US Supreme Court Building

Trump Gets Another Win At Supreme Court

The Supreme Court has given the Trump administration the green light to revoke temporary legal protections for more than 300,000 Venezuelan immigrants, overturning a lower court’s attempt to block the move.

Friday’s unsigned order wiped away a September ruling from U.S. District Judge Edward Chen, an Obama appointee, who had declared the Department of Homeland Security’s plan unlawful. The justices were blunt in their reasoning: “Although the posture of the case has changed, the parties’ legal arguments and relative harms generally have not. The same result that we reached in May is appropriate here.”

This marks the second time in less than six months the Court has lifted a judicial roadblock to Trump’s immigration agenda, writes The Daily Caller. In May, the justices likewise cleared the way for DHS to end Temporary Protected Status (TPS) for Venezuelans, a program created to shield migrants from deportation when their home countries fall into crisis.

The administration argued that Judge Chen’s injunction amounted to judicial overreach. In its September filing, officials warned that the court order forced the secretary to allow “over 300,000 Venezuelan nationals to remain in the country, notwithstanding her reasoned determination that doing so even temporarily is ‘contrary to the national interest.’”
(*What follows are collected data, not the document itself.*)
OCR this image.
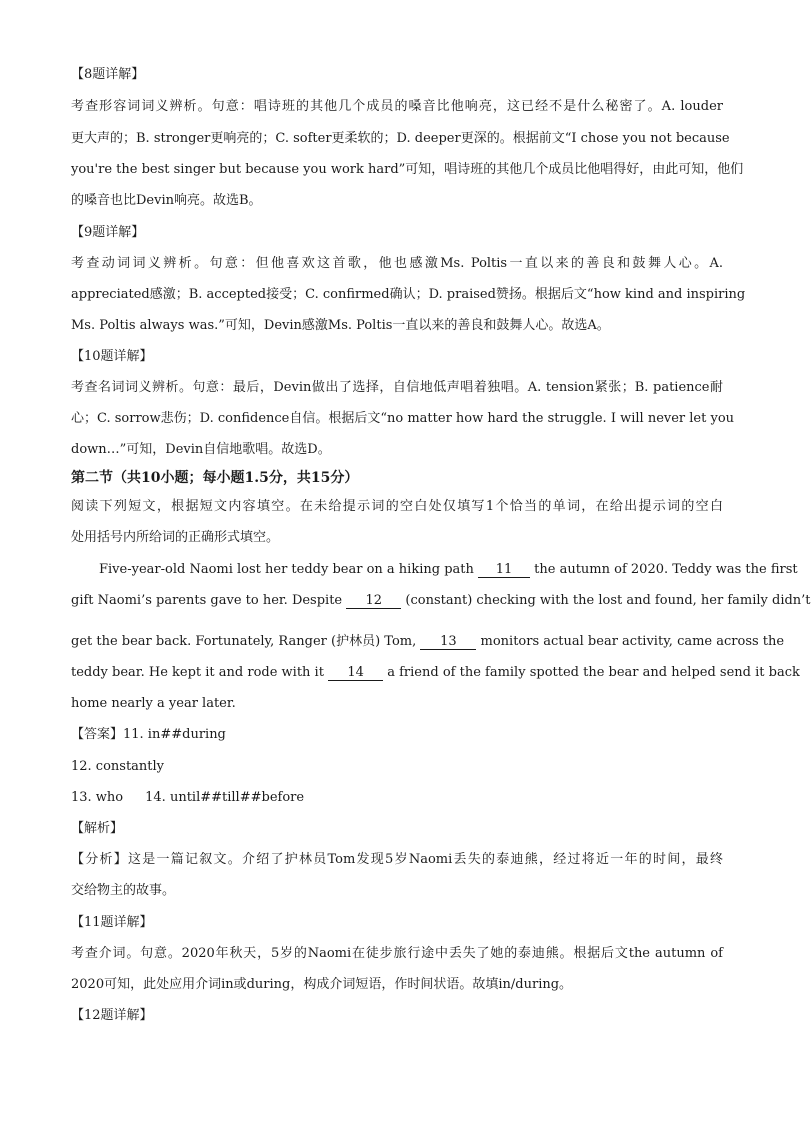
【8题详解】
考查形容词词义辨析。句意：唱诗班的其他几个成员的嗓音比他响亮，这已经不是什么秘密了。A. louder
更大声的；B. stronger更响亮的；C. softer更柔软的；D. deeper更深的。根据前文“I chose you not because
you're the best singer but because you work hard”可知，唱诗班的其他几个成员比他唱得好，由此可知，他们
的嗓音也比Devin响亮。故选B。
【9题详解】
考查动词词义辨析。句意：但他喜欢这首歌，他也感激Ms. Poltis一直以来的善良和鼓舞人心。A.
appreciated感激；B. accepted接受；C. confirmed确认；D. praised赞扬。根据后文“how kind and inspiring
Ms. Poltis always was.”可知，Devin感激Ms. Poltis一直以来的善良和鼓舞人心。故选A。
【10题详解】
考查名词词义辨析。句意：最后，Devin做出了选择，自信地低声唱着独唱。A. tension紧张；B. patience耐
心；C. sorrow悲伤；D. confidence自信。根据后文“no matter how hard the struggle. I will never let you
down…”可知，Devin自信地歌唱。故选D。
第二节（共10小题；每小题1.5分，共15分）
阅读下列短文，根据短文内容填空。在未给提示词的空白处仅填写1个恰当的单词，在给出提示词的空白
处用括号内所给词的正确形式填空。
Five-year-old Naomi lost her teddy bear on a hiking path 11 the autumn of 2020. Teddy was the first
gift Naomi’s parents gave to her. Despite 12 (constant) checking with the lost and found, her family didn’t
get the bear back. Fortunately, Ranger (护林员) Tom, 13 monitors actual bear activity, came across the
teddy bear. He kept it and rode with it 14 a friend of the family spotted the bear and helped send it back
home nearly a year later.
【答案】11. in##during
12. constantly
13. who 14. until##till##before
【解析】
【分析】这是一篇记叙文。介绍了护林员Tom发现5岁Naomi丢失的泰迪熊，经过将近一年的时间，最终
交给物主的故事。
【11题详解】
考查介词。句意。2020年秋天，5岁的Naomi在徒步旅行途中丢失了她的泰迪熊。根据后文the autumn of
2020可知，此处应用介词in或during，构成介词短语，作时间状语。故填in/during。
【12题详解】
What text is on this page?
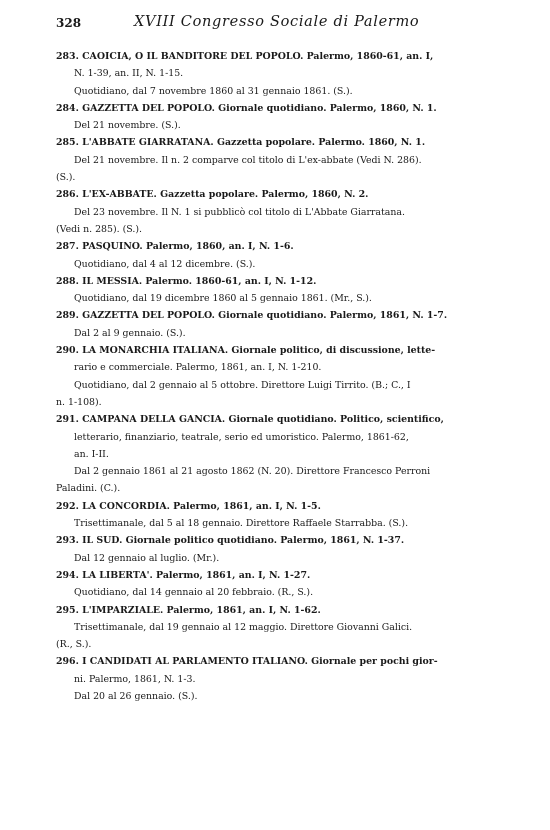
328	XVIII Congresso Sociale di Palermo
283. CAOICIA, O IL BANDITORE DEL POPOLO. Palermo, 1860-61, an. I,
N. 1-39, an. II, N. 1-15.
Quotidiano, dal 7 novembre 1860 al 31 gennaio 1861. (S.).
284. GAZZETTA DEL POPOLO. Giornale quotidiano. Palermo, 1860, N. 1.
Del 21 novembre. (S.).
285. L'ABBATE GIARRATANA. Gazzetta popolare. Palermo. 1860, N. 1.
Del 21 novembre. Il n. 2 comparve col titolo di L'ex-abbate (Vedi N. 286).
(S.).
286. L'EX-ABBATE. Gazzetta popolare. Palermo, 1860, N. 2.
Del 23 novembre. Il N. 1 si pubblicò col titolo di L'Abbate Giarratana.
(Vedi n. 285). (S.).
287. PASQUINO. Palermo, 1860, an. I, N. 1-6.
Quotidiano, dal 4 al 12 dicembre. (S.).
288. IL MESSIA. Palermo. 1860-61, an. I, N. 1-12.
Quotidiano, dal 19 dicembre 1860 al 5 gennaio 1861. (Mr., S.).
289. GAZZETTA DEL POPOLO. Giornale quotidiano. Palermo, 1861, N. 1-7.
Dal 2 al 9 gennaio. (S.).
290. LA MONARCHIA ITALIANA. Giornale politico, di discussione, lette-
rario e commerciale. Palermo, 1861, an. I, N. 1-210.
Quotidiano, dal 2 gennaio al 5 ottobre. Direttore Luigi Tirrito. (B.; C., I
n. 1-108).
291. CAMPANA DELLA GANCIA. Giornale quotidiano. Politico, scientifico,
letterario, finanziario, teatrale, serio ed umoristico. Palermo, 1861-62,
an. I-II.
Dal 2 gennaio 1861 al 21 agosto 1862 (N. 20). Direttore Francesco Perroni
Paladini. (C.).
292. LA CONCORDIA. Palermo, 1861, an. I, N. 1-5.
Trisettimanale, dal 5 al 18 gennaio. Direttore Raffaele Starrabba. (S.).
293. IL SUD. Giornale politico quotidiano. Palermo, 1861, N. 1-37.
Dal 12 gennaio al luglio. (Mr.).
294. LA LIBERTA'. Palermo, 1861, an. I, N. 1-27.
Quotidiano, dal 14 gennaio al 20 febbraio. (R., S.).
295. L'IMPARZIALE. Palermo, 1861, an. I, N. 1-62.
Trisettimanale, dal 19 gennaio al 12 maggio. Direttore Giovanni Galici.
(R., S.).
296. I CANDIDATI AL PARLAMENTO ITALIANO. Giornale per pochi gior-
ni. Palermo, 1861, N. 1-3.
Dal 20 al 26 gennaio. (S.).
Not all the justices agreed. Elena Kagan, Sonia Sotomayor, and Ketanji Brown Jackson dissented, as always, wishing they could have their policy preferences regardless of what the law says. Jackson, writing separately, blasted the majority for what she called a dangerous abuse of the Court’s emergency powers: “Yet another grave misuse of our emergency docket,” she wrote. By siding with the administration, Jackson said, the Court had “privileged the bald assertion of unconstrained executive power over countless families’ pleas for the stability our Government has promised them.”

In a positive note, Justice Brown Jackson did appear to know the case the Court was ruling on this time around, which isn’t always the case.

TPS, born in the 1990s, has become a recurring flashpoint in the nation’s immigration battles. Venezuela was granted the designation during the collapse of its economy and political institutions. But the Trump administration has made clear that it intends to dismantle such protections wherever possible, casting them as open-ended amnesties.